Good job!

We have learned the following measures of central tendency:

**arithmetic mean** – the sum of all values divided by the total number of items in a dataset,
**median** – the middle point of a dataset,
**mode** – the most common value in a dataset.

Keep in mind that all these measures are **human-made**. Most measures you know from school (like the formula for the area of a triangle or the perimeter of a circle) describe how the world works: the formulas can be **verified**. Statistical measures are different: they are just **heuristics**, or experimental tools, that people found useful for summarizing data.

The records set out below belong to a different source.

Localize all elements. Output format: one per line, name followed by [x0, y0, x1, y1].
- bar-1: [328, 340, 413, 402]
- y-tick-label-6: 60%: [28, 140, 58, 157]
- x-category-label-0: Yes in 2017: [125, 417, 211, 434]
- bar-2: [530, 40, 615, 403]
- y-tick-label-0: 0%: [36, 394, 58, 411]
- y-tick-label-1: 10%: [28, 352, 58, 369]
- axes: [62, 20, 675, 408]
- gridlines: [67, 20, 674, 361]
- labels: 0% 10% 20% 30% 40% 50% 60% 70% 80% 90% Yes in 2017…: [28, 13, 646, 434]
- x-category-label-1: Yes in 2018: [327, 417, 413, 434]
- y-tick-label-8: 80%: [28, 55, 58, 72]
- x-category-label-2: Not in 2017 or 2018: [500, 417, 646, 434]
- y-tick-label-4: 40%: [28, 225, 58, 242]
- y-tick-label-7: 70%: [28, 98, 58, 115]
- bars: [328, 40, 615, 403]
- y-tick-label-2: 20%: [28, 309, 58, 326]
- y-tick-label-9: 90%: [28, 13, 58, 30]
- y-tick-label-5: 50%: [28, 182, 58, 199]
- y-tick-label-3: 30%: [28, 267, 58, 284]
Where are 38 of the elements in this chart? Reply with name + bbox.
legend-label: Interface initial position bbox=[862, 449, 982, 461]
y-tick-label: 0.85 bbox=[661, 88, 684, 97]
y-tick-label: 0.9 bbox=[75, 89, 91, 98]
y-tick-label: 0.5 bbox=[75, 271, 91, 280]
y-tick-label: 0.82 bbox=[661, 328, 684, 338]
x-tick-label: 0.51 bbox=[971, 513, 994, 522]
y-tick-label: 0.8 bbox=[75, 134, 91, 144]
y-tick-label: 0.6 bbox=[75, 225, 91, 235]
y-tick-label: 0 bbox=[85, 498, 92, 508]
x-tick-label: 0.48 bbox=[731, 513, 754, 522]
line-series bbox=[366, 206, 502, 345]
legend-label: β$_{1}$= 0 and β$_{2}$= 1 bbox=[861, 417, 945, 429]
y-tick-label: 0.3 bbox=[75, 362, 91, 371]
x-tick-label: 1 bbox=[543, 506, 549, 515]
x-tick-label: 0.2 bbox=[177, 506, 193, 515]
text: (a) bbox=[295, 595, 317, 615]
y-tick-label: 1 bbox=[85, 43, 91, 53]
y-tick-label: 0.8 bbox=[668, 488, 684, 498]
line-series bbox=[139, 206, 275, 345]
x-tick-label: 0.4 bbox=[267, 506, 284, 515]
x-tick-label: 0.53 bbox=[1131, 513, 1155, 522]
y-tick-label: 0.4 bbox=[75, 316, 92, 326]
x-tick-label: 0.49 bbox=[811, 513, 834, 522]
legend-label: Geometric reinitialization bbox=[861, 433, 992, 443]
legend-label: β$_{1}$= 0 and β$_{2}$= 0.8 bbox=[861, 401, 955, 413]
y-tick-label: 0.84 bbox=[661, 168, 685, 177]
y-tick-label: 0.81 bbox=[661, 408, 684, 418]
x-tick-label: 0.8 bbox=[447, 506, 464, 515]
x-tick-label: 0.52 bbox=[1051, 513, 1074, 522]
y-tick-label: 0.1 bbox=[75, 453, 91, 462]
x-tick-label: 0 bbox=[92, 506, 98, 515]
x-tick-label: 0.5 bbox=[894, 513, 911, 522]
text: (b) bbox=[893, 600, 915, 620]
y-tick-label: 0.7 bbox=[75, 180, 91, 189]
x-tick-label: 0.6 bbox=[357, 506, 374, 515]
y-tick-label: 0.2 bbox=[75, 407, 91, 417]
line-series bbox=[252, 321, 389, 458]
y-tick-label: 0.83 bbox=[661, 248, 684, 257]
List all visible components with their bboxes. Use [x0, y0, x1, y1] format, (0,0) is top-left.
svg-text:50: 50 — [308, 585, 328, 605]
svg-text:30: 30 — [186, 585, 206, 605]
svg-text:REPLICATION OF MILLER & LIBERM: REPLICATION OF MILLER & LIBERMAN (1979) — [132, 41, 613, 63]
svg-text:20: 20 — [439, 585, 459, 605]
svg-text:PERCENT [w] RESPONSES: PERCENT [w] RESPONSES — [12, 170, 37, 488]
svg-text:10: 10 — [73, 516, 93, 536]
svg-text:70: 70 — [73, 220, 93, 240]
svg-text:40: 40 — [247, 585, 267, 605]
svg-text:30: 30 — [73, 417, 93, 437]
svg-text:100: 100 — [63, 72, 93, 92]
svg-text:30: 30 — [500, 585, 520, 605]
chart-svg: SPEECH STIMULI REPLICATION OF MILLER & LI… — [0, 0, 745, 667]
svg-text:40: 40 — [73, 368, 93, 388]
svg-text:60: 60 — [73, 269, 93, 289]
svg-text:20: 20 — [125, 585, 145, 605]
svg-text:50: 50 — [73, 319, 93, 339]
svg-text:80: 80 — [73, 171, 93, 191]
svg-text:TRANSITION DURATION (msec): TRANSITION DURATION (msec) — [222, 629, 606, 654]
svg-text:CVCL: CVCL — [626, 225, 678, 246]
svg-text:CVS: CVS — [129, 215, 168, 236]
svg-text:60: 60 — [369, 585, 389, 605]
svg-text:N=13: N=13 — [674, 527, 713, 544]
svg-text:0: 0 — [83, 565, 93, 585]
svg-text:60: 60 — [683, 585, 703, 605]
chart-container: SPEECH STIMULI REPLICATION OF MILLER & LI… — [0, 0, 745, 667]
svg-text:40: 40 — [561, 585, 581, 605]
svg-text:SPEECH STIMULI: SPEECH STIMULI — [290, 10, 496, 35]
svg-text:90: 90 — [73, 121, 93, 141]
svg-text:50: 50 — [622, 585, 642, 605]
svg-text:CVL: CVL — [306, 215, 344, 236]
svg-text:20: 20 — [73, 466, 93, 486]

Let's recap what we learned. The **arithmetic mean** is the **most commonly** used measure of the three. It is important because it can be reliably estimated from the sample with inferential statistics methods.Unlike the arithmetic mean, the **median** is a **good measure of central tendency** for datasets with **extreme values**. Finally, the **mode** is the **least frequently** used method. It is mostly used for **non-numerical data**, where you can't compute the arithmetic mean or median.

Looking at the mean and median of a dataset, you can identify patterns without actually seeing the histogram:

**MEDIAN = MEAN** – the histogram is symmetric (both sides have the same number of equally distributed elements).
**MEDIAN < MEAN** – the histogram is skewed right, so the median is situated on the left side of the mean.
**MEDIAN > MEAN** – the histogram is skewed left, so the median is on the right side of the mean.